Post su Facebook di Alberto Proia.
Qui dal mio uliveto, non vedo più i Mangialini, una casa in una località storica che per noi che pratichiamo Fontana Liri, si trova sulla collina, tra la contrada Pozzo e i Camilli. Quella casa alta, tanto alta che allora mi sembrava che toccasse le nuvole, ora abbandonata non è più raggiungibile.
Nascosta da lecci, querce e piante invadenti, mi riporta indietro e mi fa fare un tuffo tra i ricordi, a quando sovrastava la valle come se fosse di guardia a tutti i casati e contrade circostanti.
Ripenso alla stradina mulattiera libera da tralci ed erbacce , a quando era percorribile a piedi, piena di sogni da condividere con Girolando, Mirella e Severino;
a quando le voci rimbalzavano da quel punto di osservazione e rimbombavano nella valle;
a quando i nostri nomi venivano chiamati dai genitori e ascoltati dai contadini sparsi nei campi sottostanti mentre aravano la terra, e giù le voci fino ad arrivare alla starnella.
Era ciò che accadeva allora, nessuno si meravigliava se da una collina all’altra si chiamava Baccolino alla Liscia o Antonio a Colle Scarparo, era normale, passare la notizia da Bancaccio al Casalone fino ad arrivare a Pasticci.

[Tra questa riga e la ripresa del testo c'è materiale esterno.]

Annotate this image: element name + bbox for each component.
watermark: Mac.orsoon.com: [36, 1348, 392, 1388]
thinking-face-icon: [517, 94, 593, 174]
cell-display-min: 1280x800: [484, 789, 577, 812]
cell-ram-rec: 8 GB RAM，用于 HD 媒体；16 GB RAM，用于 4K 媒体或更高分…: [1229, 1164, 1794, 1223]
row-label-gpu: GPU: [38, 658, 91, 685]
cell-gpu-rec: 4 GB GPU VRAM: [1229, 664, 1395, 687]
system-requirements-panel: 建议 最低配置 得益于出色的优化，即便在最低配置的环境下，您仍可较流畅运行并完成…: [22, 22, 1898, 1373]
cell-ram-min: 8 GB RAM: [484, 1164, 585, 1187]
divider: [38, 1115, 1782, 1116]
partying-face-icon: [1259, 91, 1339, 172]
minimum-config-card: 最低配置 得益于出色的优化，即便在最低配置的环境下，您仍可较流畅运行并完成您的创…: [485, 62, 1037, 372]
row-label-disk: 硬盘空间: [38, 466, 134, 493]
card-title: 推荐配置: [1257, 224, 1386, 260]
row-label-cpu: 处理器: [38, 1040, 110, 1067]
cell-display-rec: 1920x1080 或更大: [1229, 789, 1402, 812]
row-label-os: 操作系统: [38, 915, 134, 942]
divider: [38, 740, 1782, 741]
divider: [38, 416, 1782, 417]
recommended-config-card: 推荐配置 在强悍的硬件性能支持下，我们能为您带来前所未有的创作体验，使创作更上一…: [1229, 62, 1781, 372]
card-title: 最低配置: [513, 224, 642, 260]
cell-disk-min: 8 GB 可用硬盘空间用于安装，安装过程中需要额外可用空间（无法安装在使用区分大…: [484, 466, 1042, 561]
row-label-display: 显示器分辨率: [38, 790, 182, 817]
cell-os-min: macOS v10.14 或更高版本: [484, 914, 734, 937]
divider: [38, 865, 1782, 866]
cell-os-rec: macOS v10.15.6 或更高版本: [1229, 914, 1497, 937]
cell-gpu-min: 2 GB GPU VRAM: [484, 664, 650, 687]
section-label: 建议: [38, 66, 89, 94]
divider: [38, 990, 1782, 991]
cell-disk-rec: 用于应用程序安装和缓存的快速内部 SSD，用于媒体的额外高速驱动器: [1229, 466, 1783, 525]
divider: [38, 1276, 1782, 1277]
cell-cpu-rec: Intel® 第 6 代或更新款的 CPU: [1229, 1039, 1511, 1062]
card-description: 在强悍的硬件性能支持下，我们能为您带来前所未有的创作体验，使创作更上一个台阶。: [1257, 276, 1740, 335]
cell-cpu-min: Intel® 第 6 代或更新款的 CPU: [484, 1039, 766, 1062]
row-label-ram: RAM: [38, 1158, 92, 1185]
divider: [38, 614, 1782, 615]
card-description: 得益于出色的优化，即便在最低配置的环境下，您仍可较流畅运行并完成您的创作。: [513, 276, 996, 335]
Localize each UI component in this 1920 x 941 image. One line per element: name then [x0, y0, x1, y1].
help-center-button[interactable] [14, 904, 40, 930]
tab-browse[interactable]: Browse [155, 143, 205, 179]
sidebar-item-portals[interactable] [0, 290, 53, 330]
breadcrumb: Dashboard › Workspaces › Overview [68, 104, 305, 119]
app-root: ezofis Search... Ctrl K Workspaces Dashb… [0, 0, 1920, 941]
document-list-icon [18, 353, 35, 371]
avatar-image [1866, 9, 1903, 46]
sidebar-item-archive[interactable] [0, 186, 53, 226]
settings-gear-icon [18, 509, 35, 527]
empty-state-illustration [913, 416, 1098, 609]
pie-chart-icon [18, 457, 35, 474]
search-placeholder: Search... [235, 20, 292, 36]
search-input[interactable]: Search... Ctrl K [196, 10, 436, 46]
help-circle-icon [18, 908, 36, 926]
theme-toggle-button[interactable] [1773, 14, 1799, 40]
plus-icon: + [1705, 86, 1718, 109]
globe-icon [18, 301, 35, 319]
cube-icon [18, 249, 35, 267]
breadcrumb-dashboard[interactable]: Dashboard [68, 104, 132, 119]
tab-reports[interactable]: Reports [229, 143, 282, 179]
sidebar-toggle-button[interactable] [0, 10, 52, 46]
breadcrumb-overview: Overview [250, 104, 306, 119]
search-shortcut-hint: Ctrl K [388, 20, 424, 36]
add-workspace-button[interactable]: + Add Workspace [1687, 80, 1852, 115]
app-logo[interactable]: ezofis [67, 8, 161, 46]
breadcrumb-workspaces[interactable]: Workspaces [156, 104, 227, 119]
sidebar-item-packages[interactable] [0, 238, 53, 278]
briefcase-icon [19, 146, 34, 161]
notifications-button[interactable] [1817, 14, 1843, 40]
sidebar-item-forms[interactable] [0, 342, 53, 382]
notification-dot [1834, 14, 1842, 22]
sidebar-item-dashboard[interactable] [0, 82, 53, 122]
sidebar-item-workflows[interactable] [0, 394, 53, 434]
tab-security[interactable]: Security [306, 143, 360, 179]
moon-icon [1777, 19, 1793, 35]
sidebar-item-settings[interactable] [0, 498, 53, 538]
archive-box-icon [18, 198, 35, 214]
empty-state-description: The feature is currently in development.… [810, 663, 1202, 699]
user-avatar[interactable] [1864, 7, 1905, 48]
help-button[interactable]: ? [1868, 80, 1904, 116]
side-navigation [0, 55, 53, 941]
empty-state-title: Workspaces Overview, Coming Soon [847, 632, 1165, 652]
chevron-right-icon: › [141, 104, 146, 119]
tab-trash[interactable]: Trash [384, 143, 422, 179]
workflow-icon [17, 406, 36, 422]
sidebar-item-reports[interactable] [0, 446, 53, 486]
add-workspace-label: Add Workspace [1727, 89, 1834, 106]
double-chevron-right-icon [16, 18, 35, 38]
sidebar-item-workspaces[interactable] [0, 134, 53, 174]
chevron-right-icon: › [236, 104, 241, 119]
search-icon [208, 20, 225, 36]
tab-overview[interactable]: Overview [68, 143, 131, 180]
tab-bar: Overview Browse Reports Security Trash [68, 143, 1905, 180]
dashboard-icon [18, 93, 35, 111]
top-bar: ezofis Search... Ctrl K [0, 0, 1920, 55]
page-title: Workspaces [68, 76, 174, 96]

Voci alte nella giornata che si rincorrevano: Albertooooo, Albertoooo vai a prendere l’acqua fresca alla fonte del cicavicchio; Pasqualeee domani riportami l’aratro.
Era normale e unica soluzione comunicare a voce alta, a volte la notizia passava da una persona all’altra per fare giungere l’urgenza al medico o al veterinario.
Messaggi e saluti confidenziali,
Messaggi a voce alta trasportati dal vento.
Era straordinario.
Ora, però, che guardo da quella parte, dove è tutto incolto e il verde ha spianato ogni ombra, mi accorgo che quei tempi non torneranno più: non ci sarà nessuno che riporterà da noi L’uso della voce per comunicare a distanza, ma ci saranno invece altri mezzi che non soddisferanno i nostri sogni.